Por desgracia, se equivocaron. El vuelo de British Airways, procedente del aeropuerto de Londres—Heathrow, con destino Madrid—Barajas, fue perfecto. Incluso llegó a su hora. En el mismo aeropuerto cogieron un taxi que les llevaría al hotel. Nada más coger la autopista A2, entrando en Madrid por el este, un chico joven que conducía un Audi A3 de color gris metalizado, embistió al taxi en la parte trasera, perdiendo el control los dos coches y estrellándose ambos contra unos árboles de la parte derecha de la carretera. Ni siquiera las vallas, ni los quitamiedos, pudieron hacer nada por detener a los vehículos e impedir de esta manera el fatídico y brutal choque. Tanto el padre y la madre de Michael, como el chico joven del Audi y el taxista, fallecieron en el acto. No se pudo hacer absolutamente nada por salvar sus vidas. En Londres, con «La Fuerza de Teseo» colgada de su cuello, Michael no daba crédito a las noticias que le estaban dando. Estaba completamente seguro de que si se hubieran llevado el colgante, no les habría pasado nada. Estaba convencido de ello. Lo intuyó, pero nadie le hizo caso. Le invadía un enorme sentimiento de culpabilidad, porque sabía que algo malo, algo trágico, iba a ocurrir, pero no fue capaz de cambiar el trágico devenir de los acontecimientos.

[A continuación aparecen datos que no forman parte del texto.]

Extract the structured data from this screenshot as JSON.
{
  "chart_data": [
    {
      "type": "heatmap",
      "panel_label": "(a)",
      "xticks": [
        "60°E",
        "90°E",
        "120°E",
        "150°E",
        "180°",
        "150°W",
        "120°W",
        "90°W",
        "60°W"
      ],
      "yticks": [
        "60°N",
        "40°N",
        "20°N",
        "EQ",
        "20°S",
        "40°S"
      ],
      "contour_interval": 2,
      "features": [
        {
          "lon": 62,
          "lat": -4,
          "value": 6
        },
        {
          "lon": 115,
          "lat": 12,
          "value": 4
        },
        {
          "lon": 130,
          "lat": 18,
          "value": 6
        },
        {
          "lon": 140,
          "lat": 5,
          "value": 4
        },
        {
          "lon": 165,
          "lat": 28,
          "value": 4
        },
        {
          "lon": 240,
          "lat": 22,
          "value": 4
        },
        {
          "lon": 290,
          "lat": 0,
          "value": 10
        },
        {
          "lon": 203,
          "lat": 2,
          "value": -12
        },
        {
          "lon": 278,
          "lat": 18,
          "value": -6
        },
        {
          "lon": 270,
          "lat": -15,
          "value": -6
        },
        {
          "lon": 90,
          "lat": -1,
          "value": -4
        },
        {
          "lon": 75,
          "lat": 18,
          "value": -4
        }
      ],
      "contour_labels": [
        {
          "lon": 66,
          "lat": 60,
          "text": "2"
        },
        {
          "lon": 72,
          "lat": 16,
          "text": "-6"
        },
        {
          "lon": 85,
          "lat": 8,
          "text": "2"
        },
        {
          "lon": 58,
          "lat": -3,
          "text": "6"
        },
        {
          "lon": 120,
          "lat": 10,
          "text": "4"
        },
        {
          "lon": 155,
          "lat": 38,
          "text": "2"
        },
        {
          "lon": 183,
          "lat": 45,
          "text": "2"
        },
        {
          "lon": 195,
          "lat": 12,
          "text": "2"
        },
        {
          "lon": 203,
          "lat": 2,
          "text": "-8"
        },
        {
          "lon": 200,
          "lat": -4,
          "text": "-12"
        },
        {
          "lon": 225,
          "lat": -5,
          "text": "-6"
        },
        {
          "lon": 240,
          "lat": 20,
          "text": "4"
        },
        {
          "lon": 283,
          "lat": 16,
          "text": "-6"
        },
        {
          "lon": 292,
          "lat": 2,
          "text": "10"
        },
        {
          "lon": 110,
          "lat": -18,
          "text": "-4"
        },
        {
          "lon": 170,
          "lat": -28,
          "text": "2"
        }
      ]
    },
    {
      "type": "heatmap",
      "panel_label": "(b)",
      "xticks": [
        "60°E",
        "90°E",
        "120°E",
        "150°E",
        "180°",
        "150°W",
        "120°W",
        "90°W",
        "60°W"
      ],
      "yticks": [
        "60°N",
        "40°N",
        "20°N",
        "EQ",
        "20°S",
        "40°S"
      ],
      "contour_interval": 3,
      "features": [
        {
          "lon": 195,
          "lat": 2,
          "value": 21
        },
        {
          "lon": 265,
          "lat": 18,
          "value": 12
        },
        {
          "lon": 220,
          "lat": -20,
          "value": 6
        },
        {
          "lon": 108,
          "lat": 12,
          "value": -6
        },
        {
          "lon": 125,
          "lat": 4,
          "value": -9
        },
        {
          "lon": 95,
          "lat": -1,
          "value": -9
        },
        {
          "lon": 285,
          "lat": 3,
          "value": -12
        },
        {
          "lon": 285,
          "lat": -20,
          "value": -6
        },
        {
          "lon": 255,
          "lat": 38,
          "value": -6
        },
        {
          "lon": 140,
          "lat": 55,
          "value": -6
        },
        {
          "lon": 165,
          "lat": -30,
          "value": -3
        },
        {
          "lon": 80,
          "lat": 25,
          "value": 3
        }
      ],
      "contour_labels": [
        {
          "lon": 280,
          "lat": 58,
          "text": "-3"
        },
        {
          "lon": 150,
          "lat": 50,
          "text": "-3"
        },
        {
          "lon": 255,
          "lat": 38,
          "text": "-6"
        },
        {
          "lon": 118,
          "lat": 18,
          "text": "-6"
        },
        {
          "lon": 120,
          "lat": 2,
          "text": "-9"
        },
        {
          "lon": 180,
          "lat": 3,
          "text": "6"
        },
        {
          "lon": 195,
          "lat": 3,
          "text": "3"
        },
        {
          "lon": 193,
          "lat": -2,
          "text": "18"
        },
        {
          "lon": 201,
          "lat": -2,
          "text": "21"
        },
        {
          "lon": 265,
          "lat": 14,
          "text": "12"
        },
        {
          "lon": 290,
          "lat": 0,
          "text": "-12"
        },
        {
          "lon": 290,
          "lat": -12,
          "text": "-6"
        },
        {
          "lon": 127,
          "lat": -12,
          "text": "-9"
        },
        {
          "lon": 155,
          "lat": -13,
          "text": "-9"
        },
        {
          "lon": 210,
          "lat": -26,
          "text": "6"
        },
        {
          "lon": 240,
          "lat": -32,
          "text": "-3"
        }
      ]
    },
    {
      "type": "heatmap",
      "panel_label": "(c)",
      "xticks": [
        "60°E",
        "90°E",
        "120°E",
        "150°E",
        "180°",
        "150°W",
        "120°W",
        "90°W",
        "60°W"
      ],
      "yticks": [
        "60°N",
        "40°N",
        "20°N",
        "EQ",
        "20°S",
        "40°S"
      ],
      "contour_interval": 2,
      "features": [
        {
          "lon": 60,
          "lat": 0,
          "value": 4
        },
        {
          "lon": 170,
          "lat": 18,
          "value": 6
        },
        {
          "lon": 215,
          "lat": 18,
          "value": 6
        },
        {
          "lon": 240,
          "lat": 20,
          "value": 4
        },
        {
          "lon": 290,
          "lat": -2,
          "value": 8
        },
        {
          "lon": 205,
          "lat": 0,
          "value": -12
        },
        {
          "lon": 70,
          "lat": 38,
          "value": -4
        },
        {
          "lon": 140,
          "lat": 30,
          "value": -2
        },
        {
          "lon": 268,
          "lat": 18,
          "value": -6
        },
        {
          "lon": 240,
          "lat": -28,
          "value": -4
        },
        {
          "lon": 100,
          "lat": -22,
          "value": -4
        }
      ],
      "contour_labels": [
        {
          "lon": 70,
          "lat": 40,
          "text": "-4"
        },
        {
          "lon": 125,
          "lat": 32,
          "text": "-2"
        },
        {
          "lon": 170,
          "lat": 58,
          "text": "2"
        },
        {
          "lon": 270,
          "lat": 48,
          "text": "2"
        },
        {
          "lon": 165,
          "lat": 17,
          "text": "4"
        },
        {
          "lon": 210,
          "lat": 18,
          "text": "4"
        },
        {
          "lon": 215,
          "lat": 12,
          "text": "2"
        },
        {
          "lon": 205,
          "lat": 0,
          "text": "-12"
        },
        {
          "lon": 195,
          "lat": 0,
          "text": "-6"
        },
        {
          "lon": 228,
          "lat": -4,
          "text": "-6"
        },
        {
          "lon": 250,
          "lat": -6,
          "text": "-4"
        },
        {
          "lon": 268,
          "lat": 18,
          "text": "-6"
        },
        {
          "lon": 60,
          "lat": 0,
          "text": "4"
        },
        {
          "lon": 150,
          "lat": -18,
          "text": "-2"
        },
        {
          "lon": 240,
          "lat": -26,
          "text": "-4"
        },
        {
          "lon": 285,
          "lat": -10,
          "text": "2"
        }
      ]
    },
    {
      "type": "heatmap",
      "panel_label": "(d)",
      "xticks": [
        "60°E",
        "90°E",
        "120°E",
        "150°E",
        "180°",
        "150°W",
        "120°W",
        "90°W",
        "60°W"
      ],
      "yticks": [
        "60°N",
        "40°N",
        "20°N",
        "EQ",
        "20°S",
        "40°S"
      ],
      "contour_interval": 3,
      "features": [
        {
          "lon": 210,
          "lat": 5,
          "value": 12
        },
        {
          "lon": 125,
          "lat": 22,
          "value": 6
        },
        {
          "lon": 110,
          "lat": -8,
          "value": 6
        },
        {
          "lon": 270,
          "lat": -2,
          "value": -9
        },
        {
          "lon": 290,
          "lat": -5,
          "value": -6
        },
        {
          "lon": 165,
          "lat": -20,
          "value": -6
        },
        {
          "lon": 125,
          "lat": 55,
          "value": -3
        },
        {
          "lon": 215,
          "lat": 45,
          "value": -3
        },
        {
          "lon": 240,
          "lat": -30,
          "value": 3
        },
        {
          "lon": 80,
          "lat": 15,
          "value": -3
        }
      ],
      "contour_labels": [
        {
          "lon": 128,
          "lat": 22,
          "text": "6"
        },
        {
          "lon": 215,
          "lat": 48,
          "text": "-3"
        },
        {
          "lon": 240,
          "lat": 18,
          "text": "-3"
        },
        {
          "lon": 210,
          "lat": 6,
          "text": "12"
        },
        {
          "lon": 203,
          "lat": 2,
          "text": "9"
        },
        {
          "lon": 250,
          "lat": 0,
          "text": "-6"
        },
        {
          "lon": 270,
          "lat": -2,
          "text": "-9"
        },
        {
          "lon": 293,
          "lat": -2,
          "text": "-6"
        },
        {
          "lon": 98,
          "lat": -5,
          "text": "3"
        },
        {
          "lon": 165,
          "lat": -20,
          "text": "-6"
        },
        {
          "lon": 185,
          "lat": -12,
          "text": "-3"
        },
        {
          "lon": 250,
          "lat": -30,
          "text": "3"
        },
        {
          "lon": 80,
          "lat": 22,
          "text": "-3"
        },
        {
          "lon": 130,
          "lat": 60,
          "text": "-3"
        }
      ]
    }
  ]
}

Desde entonces, Michael se centró más y más en sus estudios. Ese sentimiento de culpabilidad se apoderó por completo de él. Fue encerrándose en sí mismo, cada vez más, hasta el punto de que se convirtió casi en un ermitaño. Apenas salía de su habitación. No iba a ningún sitio con nadie. No tenía amigos. Los libros eran toda su compañía. Los libros y su preciado colgante, por mejor decir. Se alejó incluso de sus hermanas mayores, que trabajan ya en Londres y que no podían ir a verle tan a menudo como antes.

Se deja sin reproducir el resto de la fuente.